International Affairs Reporter
A Humber College student is building an ore sorting machine that could potentially make the mining industry more efficient and minimize humanity’s environmental footprint on earth.
Humber Electromechanical Engineering Technology student Mark Van Weert chose to design and build the ore sorter as his third-year project.
His team is going to make it from scratch.
“It actually started over coffee with my grandpa,” Van Weert said. “He is aware of the problems in the mining industry with current ore sorting methods. My grandfather is a consultant and he’s been in the mining industry for the large part of his career.”
Van Weert spoke with program coordinator Neal Mohammed and they got Steiner, a German firm ranked the second-largest mining company in the world, involved as anindustry sponsor involved.

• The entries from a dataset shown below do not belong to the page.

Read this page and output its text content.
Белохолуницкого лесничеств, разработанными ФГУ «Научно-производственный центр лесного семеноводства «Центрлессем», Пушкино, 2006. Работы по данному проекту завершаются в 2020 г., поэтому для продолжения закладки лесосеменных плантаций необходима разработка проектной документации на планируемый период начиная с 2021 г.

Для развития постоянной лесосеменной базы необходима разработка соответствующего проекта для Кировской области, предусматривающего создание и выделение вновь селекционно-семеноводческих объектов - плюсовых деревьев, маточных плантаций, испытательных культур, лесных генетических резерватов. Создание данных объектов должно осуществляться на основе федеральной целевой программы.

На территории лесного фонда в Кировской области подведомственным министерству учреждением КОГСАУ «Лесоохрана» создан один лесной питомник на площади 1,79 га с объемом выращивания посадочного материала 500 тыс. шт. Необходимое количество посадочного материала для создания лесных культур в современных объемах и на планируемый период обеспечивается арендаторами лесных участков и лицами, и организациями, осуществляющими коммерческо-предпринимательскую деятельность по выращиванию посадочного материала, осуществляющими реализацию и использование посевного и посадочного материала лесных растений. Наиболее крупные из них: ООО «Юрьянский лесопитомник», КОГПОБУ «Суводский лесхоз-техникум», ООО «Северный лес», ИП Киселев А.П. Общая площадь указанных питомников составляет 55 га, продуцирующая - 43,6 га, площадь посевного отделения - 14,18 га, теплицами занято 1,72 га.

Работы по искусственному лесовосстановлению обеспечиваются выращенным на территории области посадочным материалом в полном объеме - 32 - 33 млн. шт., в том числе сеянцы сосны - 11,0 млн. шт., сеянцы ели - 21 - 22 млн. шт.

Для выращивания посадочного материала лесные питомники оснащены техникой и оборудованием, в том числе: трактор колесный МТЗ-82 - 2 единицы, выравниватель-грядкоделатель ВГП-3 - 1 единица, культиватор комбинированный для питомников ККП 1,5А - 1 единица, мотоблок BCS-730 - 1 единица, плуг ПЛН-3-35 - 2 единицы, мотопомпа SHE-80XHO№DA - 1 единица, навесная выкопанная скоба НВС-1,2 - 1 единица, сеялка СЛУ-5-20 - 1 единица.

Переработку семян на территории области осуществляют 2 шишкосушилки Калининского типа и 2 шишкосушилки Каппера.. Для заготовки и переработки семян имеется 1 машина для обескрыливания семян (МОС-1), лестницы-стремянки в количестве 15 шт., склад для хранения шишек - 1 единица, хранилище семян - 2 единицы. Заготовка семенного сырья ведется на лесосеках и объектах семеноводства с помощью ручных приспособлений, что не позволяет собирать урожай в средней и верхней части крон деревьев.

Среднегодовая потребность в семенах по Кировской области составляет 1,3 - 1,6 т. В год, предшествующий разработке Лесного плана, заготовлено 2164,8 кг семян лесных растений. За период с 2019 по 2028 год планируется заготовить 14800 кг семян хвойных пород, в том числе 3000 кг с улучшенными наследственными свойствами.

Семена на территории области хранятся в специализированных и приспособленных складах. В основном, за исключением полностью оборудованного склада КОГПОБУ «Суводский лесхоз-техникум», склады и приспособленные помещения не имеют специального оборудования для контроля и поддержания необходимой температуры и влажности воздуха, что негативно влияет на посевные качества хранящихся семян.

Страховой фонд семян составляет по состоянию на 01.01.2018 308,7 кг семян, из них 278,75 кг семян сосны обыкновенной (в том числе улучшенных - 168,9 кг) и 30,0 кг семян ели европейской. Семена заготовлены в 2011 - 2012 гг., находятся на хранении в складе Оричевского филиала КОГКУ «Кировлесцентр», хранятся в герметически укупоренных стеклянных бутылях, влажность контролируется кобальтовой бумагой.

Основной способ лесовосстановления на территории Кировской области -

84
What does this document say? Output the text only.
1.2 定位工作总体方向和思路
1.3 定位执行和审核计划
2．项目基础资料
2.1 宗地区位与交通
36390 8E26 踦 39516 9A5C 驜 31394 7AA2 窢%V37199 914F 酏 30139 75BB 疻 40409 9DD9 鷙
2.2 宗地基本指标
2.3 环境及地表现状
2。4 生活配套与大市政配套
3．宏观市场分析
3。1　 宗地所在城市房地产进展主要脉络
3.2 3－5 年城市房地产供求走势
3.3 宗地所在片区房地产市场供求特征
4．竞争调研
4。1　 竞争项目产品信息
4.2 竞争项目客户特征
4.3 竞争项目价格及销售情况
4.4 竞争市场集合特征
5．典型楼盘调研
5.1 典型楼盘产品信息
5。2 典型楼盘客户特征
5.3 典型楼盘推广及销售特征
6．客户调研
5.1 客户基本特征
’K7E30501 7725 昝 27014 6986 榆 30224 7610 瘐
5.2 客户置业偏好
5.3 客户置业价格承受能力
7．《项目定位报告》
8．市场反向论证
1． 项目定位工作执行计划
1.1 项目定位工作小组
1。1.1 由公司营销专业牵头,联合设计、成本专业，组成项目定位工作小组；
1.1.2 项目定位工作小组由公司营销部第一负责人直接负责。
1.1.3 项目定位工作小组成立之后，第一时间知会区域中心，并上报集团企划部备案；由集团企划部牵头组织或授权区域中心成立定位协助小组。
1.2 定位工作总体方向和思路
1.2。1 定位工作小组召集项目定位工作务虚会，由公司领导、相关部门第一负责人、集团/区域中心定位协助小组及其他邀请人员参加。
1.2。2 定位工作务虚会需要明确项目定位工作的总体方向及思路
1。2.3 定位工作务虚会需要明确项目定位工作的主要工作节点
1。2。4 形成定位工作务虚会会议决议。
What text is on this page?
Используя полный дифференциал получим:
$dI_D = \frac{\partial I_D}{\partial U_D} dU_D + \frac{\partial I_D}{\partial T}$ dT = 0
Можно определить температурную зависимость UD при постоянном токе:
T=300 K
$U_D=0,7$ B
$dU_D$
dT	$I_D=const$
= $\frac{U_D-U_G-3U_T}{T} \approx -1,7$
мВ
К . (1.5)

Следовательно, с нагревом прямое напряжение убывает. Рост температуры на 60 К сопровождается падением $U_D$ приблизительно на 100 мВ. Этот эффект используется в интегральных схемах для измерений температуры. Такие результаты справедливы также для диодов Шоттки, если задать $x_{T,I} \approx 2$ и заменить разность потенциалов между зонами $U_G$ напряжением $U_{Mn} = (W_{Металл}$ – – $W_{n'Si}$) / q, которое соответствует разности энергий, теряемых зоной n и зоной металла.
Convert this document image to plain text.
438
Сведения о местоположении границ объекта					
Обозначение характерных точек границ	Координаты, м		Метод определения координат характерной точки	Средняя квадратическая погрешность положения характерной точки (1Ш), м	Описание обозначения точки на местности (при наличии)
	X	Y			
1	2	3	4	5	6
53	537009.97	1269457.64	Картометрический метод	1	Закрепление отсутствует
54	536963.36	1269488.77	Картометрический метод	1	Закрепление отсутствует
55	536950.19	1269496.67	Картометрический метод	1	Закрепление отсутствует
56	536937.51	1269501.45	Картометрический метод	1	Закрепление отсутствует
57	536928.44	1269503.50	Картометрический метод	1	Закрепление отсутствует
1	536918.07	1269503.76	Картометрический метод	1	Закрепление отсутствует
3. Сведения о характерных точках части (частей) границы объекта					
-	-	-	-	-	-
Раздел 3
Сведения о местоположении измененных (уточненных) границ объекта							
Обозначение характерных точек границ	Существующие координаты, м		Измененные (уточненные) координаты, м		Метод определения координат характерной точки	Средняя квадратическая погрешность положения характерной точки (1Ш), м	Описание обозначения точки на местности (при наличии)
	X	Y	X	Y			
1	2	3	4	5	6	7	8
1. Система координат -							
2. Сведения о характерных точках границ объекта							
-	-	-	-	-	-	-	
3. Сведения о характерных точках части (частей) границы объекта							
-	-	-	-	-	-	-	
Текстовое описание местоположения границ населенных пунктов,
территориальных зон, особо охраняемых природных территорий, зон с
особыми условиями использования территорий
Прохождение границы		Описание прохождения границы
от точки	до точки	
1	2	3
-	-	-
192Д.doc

“We met in Humber with all the parties involved last February” Van Weert said. “At the same time my grandfather wanted to put his back behind the project as well.”
His grandfather’s company, Oretome, became the second sponsor.
Together, the two sponsors contributed a total of $20,000 to the $110,000 Van Weert estimated will be needed for the first stage of the project. It will jump to $210,000 for second stage, he said estimated.
“I will be applying for further funding to the Natural Sciences and Engineering Research Council of Canada, but (the $20,000) should be plenty for now,” Van Weert said.
Festo, another a German firm, also contributed to the project, donating a conveyor belt that will feed ore samples to a microwave tower, where the mined material will be heated in a microwave oven before being sorted. Festo also donated two more pieces of machinery for the project.
“We’re still on the very thin wedge of the edge in terms of what we know and what the potential could be,” Van Weert said. “It could be implemented very (widely). It could be 80 per cent of the market.”
“This is an idea of mining smarter,” said Van Weert’s grandfather Dr. Gus Van Weert. “Dig the rock up in the open pit mine, crush it to sortable size, sort out the high grade rocks and only transport that rich portion for further processing to metal. This way of mining would cut energy and tonnages in half.
“If it (works), man’s footprint on the earth will become a little smaller and life can become a little better for all,” Dr. Van Weert said.
Humber mechanical technologist Philip Kwan, a part of the project team, said he had never worked on anything like this project before, noting “first of all it is different because it is going to be done from scratch.”
A prototype of the machine should be ready by April.